Another solution that big cement companies in Europe are investing heavily in is carbon capture technologies. This is "the only known pathway" to bring cement's emissions close to zero, according to the World Economic Forum. The EU has presented a proposal for industrial carbon management and the German government has proposed plans to make carbon capture and storage (CCS) possible to help the country reach greenhouse gas neutrality by 2045.
However, many open questions remain, including cost hikes (current production costs increase by between 50% and 85%), and a lack of carbon transport and storage infrastructure. "Carbon capture and storage is not currently viable for mass uptake for cement production and I don't know if it ever will be," Sheffield University's Walkley argued.

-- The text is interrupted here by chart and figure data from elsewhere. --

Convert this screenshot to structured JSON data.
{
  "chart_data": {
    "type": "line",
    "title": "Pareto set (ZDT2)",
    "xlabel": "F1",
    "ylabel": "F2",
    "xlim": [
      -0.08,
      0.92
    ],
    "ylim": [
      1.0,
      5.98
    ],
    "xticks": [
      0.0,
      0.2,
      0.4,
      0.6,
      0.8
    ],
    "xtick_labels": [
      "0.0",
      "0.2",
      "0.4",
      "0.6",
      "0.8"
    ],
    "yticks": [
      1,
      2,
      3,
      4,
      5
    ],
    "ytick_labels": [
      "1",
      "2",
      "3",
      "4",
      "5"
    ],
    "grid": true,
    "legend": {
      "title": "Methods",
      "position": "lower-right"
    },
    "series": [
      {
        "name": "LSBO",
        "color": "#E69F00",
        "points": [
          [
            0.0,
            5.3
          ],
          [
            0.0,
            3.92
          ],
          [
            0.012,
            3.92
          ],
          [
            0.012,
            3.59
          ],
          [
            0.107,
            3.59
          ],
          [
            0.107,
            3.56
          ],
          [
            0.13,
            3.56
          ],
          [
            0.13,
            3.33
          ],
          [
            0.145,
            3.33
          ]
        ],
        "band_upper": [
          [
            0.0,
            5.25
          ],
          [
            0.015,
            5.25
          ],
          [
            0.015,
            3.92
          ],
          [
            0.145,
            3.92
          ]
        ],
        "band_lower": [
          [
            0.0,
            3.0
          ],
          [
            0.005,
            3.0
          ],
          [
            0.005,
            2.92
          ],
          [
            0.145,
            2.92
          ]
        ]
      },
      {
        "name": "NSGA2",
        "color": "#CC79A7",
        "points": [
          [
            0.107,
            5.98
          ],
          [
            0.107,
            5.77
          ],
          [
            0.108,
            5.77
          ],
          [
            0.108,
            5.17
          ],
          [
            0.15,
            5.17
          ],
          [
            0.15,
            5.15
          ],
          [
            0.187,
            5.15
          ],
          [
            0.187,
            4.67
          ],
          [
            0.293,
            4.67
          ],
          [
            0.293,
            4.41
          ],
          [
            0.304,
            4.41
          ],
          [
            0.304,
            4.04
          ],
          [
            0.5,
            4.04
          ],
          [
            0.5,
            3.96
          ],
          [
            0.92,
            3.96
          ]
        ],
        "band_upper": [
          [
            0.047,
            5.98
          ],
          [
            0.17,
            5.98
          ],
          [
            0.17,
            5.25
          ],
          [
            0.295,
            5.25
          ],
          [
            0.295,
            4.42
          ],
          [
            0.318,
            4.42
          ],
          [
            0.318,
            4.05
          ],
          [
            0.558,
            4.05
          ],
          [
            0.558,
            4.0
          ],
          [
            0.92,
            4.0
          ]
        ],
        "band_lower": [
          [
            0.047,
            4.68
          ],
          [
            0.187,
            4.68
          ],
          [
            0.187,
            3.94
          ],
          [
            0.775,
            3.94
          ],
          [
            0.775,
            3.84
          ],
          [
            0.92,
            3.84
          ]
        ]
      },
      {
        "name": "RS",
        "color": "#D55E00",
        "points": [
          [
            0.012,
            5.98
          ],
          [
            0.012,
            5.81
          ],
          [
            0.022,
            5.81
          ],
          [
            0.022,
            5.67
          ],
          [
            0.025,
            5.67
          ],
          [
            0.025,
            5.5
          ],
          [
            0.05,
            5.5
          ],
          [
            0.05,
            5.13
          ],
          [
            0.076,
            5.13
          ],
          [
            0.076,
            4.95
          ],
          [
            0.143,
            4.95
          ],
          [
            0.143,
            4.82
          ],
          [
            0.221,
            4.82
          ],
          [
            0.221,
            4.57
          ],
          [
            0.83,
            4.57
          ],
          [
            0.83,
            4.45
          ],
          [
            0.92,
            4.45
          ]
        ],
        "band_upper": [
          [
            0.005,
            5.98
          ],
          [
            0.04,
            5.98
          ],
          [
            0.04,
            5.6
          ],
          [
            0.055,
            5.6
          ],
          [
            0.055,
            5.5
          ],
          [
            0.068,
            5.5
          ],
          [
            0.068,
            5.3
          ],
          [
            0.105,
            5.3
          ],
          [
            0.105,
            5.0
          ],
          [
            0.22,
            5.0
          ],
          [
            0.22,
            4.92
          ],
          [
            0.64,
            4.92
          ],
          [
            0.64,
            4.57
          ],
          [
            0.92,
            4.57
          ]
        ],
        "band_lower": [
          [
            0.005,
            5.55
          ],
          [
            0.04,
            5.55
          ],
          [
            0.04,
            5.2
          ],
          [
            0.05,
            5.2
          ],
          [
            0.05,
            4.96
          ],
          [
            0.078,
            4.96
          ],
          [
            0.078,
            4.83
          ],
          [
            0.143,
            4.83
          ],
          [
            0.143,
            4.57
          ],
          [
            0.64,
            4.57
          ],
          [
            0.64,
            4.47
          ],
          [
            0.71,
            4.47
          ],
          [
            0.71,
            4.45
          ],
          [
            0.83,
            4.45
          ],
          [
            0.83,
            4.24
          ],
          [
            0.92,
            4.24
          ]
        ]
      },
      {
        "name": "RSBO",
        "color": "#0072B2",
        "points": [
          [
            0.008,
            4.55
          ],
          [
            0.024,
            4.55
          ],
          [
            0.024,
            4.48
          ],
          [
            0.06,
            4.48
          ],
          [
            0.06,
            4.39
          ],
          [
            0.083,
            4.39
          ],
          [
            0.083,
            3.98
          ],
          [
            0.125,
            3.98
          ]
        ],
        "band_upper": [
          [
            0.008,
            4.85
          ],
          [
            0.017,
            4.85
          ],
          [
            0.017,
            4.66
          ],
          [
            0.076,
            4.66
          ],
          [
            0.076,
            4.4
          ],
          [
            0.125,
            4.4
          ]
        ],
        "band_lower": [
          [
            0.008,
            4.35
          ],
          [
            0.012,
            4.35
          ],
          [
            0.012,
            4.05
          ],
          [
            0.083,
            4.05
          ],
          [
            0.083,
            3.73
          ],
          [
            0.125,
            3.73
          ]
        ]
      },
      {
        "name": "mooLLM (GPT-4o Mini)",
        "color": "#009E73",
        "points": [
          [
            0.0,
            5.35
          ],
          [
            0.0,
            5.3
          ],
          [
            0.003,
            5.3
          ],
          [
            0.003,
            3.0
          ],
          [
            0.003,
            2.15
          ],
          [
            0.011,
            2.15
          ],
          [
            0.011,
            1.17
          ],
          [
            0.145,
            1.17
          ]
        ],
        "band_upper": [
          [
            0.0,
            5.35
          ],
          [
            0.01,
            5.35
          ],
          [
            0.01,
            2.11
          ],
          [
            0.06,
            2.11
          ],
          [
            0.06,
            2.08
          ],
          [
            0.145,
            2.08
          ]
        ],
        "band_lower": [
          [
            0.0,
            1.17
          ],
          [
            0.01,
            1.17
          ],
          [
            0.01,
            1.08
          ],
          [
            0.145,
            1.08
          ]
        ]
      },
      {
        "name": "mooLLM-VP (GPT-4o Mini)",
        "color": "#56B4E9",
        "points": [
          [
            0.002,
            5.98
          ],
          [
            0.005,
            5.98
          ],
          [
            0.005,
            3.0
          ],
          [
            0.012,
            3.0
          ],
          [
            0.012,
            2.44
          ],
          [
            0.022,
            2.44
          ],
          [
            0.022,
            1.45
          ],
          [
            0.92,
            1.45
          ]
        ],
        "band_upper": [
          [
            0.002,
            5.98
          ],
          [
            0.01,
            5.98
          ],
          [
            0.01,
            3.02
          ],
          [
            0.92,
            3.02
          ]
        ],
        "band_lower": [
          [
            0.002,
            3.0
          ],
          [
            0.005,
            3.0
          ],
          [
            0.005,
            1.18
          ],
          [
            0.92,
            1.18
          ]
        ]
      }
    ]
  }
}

Several types of lower carbon cements are used in industry, but none at the scale that would meet demand. "I don't see that changing dramatically anytime soon," Walkley said, going on to explain that there is a huge amount of capital in existing infrastructure to make traditional Portland cement, and that poses a big challenge. "Most sustainable cements that have taken off are those that have not needed to change any of that infrastructure."
How can material changes reduce cement and concrete's carbon footprint?
- Blended cements: Blended cements like Limestone Calcined Clay Cement (LC3 cement) use supplementary cementitious materials such as fly ash or blast furnace slag (which are industrial waste materials) and mix them with traditional Portland cement at different percentages, cutting the amount of carbon-intensive clinker required. They are used at scale by industry today, as this material mix can both improve sustainability and modulate properties, such as how fast the cement sets.
- Alkali-activated concrete: This type of cement-free concrete uses supplementary cementitious materials like blast furnace slag or fly ash along with an alkaline activator, such as sodium hydroxide or potassium silicate. They emit at least 40 percent less carbon than ordinary Portland cement. The challenges for their widespread uptake are not necessarily technical, Walkley said. They have more to do with supply chain logistics, achieving the scale of production required to meet current demand for cement and concrete, as well as political or entrenched focuses.
Note that “sustainable cement” is a slippery term, and that global warming potential only addresses carbon emissions and not other environmental impacts, such as water and resource use.
"There is no single solution to decarbonise the cement sector, but there are many options available, and all of the ways to reduce carbon emissions will be necessary and used to some extent, depending on the application," Madeline Rihner, a Sheffield University PhD researcher assessing the industry's decarbonisation strategies through life cycle assessments, told CLEW.
Demand for cement and steel is only set to increase in the coming decades as the world's population and cities grow. "The question is not can we replace cement and concrete with something else, it is how do we make it more environmentally friendly and sustainable," Sheffield University's Walkley said. "I would be cautious in saying that we can achieve climate neutrality or net zero, but I am very optimistic that we can make huge progress."